Having interpreted the difference between the dentals and the other coronals studied here, the question remains, Why are retroflex and alveolar consonants so similar? The slopes of the fitted lines are within 2 percent, and the locus frequencies (Y=X-intercepts) are identical to 3 decimals. This near-perfect identity is quite puzzling, since the retroflex consonants were felt proprioceptively to be articulated farther back in the mouth than the alveolars, and also they sound more retroflex. There may be other acoustic cues to distinguish them, such as F3 differences.
This patterning does correlate interestingly with the fact that speakers of Hindi, which has both dental and retroflex stops, classify English alveolars with their retroflex stops rather than with their dentals. The retroflex production of English coronal stops is a salient part of an Indian English accent. Perhaps native Hindi speakers learning English classify alveolar stops as retroflex stops on the basis of this acoustic similarity.

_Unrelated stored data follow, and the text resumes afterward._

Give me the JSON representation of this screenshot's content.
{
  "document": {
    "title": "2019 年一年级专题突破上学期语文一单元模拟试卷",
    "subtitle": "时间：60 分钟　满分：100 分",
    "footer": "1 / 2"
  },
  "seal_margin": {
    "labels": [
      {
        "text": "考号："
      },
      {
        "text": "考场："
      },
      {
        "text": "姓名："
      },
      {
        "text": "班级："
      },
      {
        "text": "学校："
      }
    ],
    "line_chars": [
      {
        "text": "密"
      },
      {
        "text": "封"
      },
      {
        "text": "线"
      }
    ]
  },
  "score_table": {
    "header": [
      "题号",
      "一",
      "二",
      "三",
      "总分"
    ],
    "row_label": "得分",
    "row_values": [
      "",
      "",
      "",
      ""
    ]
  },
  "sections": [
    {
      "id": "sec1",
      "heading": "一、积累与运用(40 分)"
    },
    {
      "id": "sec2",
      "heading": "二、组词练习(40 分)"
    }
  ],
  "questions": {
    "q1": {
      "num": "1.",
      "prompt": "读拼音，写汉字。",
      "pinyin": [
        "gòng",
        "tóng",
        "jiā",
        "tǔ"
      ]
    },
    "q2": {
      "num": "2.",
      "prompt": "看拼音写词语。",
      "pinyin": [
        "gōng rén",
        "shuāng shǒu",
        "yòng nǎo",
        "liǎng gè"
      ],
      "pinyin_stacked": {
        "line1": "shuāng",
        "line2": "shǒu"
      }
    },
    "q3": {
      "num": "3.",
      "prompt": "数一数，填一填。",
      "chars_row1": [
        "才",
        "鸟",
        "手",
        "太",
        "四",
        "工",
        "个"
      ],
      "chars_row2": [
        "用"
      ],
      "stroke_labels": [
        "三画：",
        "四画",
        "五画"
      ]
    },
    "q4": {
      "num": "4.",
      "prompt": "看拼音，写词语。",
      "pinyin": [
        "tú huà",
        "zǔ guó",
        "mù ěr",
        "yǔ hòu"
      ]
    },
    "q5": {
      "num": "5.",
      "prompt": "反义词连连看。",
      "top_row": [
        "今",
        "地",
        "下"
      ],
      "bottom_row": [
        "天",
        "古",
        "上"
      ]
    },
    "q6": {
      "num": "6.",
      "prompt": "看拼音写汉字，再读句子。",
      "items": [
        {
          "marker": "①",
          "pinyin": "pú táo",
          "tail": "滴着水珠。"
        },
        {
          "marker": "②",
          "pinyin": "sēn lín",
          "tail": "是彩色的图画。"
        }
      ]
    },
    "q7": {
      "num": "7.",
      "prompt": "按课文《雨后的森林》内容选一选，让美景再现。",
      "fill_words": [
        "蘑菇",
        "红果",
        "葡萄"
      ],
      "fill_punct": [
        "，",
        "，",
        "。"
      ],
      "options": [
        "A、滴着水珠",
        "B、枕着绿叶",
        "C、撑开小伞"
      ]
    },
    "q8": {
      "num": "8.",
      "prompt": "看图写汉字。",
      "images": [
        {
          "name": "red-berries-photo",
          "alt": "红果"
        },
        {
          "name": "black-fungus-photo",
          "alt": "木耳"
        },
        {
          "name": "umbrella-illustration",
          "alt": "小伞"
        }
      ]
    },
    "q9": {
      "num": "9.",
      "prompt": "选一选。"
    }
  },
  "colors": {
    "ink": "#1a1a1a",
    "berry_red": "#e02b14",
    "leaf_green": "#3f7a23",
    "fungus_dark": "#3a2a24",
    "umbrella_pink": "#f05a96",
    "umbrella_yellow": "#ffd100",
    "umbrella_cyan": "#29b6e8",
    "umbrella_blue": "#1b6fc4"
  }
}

However, the identity of alveolar and retroflex stops is not predicted by the node-antinode theory, unless the node is located between the alveolar and retroflex places of articulation. Since the node is 1/3 of the distance from lips to glottis, this seems unlikely. Perhaps constrictions elsewhere in the vocal tract have counterbalanced the F2-raising effect of moving the constriction back, towards the node.